/BST_260_project

Group project for Introduction to Data Science

Primary LanguageHTML

NFL Injury Analysis

Group Members: Willow Duffell, Lauren Mock, Addison McGhee, Zach Clement, and Dan Nolte

1. Data Build/Web Scraping

We generated two csv files which underlie all of our analysis in this project. Both are saved in the Data folder, and they are called:

  • all_injuries_clean.csv - This is the data on all injuries incurred by players in the NFL between 2009-2021.It contains information on player name, team, year, injury type, and injury duration.
  • all_player_demographic_clean.csv - This dataset contains "demographic" data on NFL players in the 2009-2021 period. For example, height, weight, position, and birth date.

We built these datasets ourselves by web scraping a website which we assessed to be a reliable source of information on NFL injuries called pro-football-reference.com. All web scraping and data building scripts are located in the Data/data_build folder. The process for scraping and constructing these data is listed below:

Building all_player_demographic_clean.csv

  1. webscraping_injuries.R (as in Rscript webscraping_injuries.R) updates the Injuries_year.Rdata file, which contains a list with dataframes with injury tables for every year/team combination. The file scrapes creates these dataframes from tables found in webpages such as this one.

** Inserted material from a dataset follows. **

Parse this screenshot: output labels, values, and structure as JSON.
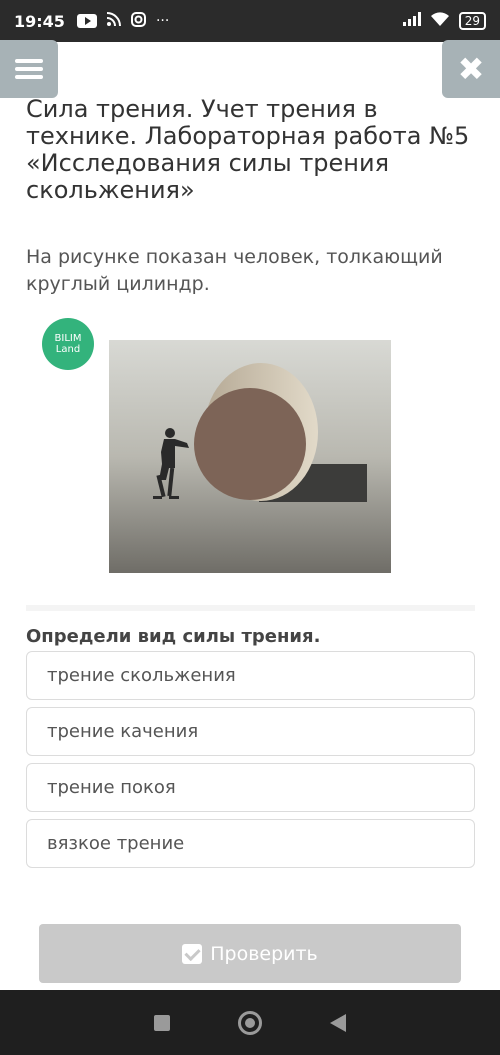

  2. clean_players.R takes a csv file from gridironai.com (not contained on the github because of file size, but it can be downloaded here) and writes to Data/all_player_demographic_clean.csv which contains one row per player per year.

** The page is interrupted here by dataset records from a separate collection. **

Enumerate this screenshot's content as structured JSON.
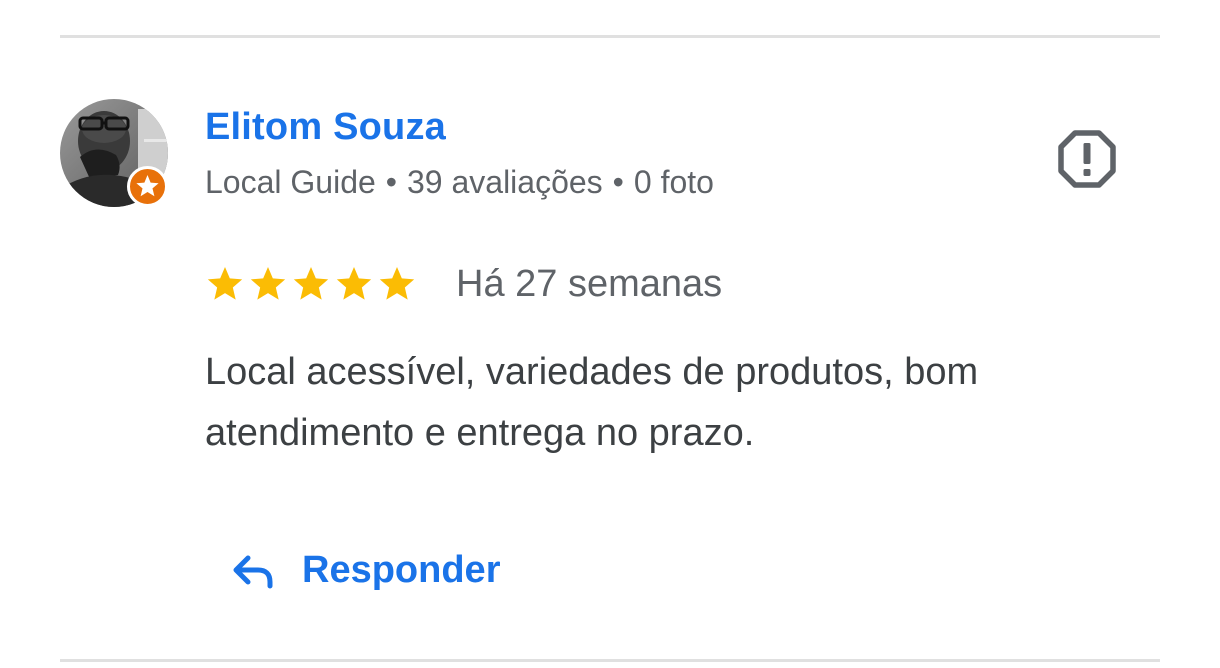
{
  "review": {
    "author": {
      "name": "Elitom Souza",
      "badge": "Local Guide",
      "separator": "•",
      "review_count": "39 avaliações",
      "photo_count": "0 foto",
      "avatar_icon": "user-photo",
      "badge_icon": "star-badge-icon",
      "badge_color": "#e8710a"
    },
    "rating": {
      "stars": 5,
      "max_stars": 5,
      "star_color": "#fbbc04",
      "time": "Há 27 semanas"
    },
    "text_lines": [
      "Local acessível, variedades de produtos, bom",
      "atendimento e entrega no prazo."
    ],
    "actions": {
      "report_icon": "report-octagon-icon",
      "reply_icon": "reply-arrow-icon",
      "reply_label": "Responder"
    }
  },
  "colors": {
    "link": "#1a73e8",
    "secondary_text": "#5f6368",
    "body_text": "#3c4043",
    "divider": "#e0e0e0"
  }
}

Building all_injuries_clean.csv

  1. list_to_players.R uses the Injuries_year.Rdata file to produce a csv file (injuries_2009_2021.csv) which has a row for every player who appeared in the injuries tables.

  2. clean_injuries.R uses the injuries_2009_2021.csv file to produce a csv file with our definition of number of injuries per year for each player. This file is written to Data/all_injuries_clean.csv.

There are 2 other subfolders within the Data folder: Data/data_dictionary and Data/data_for_plots. The data dictionary folder contains a single file explaining each variable in our datasets. The data_for_plots folder contains datasets that were generated by adapting our two primary datasets each of our 4 various analyses. We save these intermediate datasets in this folder so that we can refer to them directly, and so minimize cleaning code in our final RMarkdown file.

2. Exploratory Data Analysis

For each of our 4 research questions, we completed exploratory data analysis. Each analysis is saved in the EDA folder for each question being analyzed. Data, plots, and regression output which appears in our final RMarkdown file are available in the question-specific EDA files.

3. Shiny App

The R Shiny App can be found in the following path: BST_260_project/EDA/Question2 and is named app.R This app is also shown on a separate tab on our project website under the RShiny Tab.

4. Final Report

Our final report RMarkdown and associated HTML files are saved in the Final Report folder.

5. Website

The Google site displaying our project objectives and analyses can be found here: Google Site.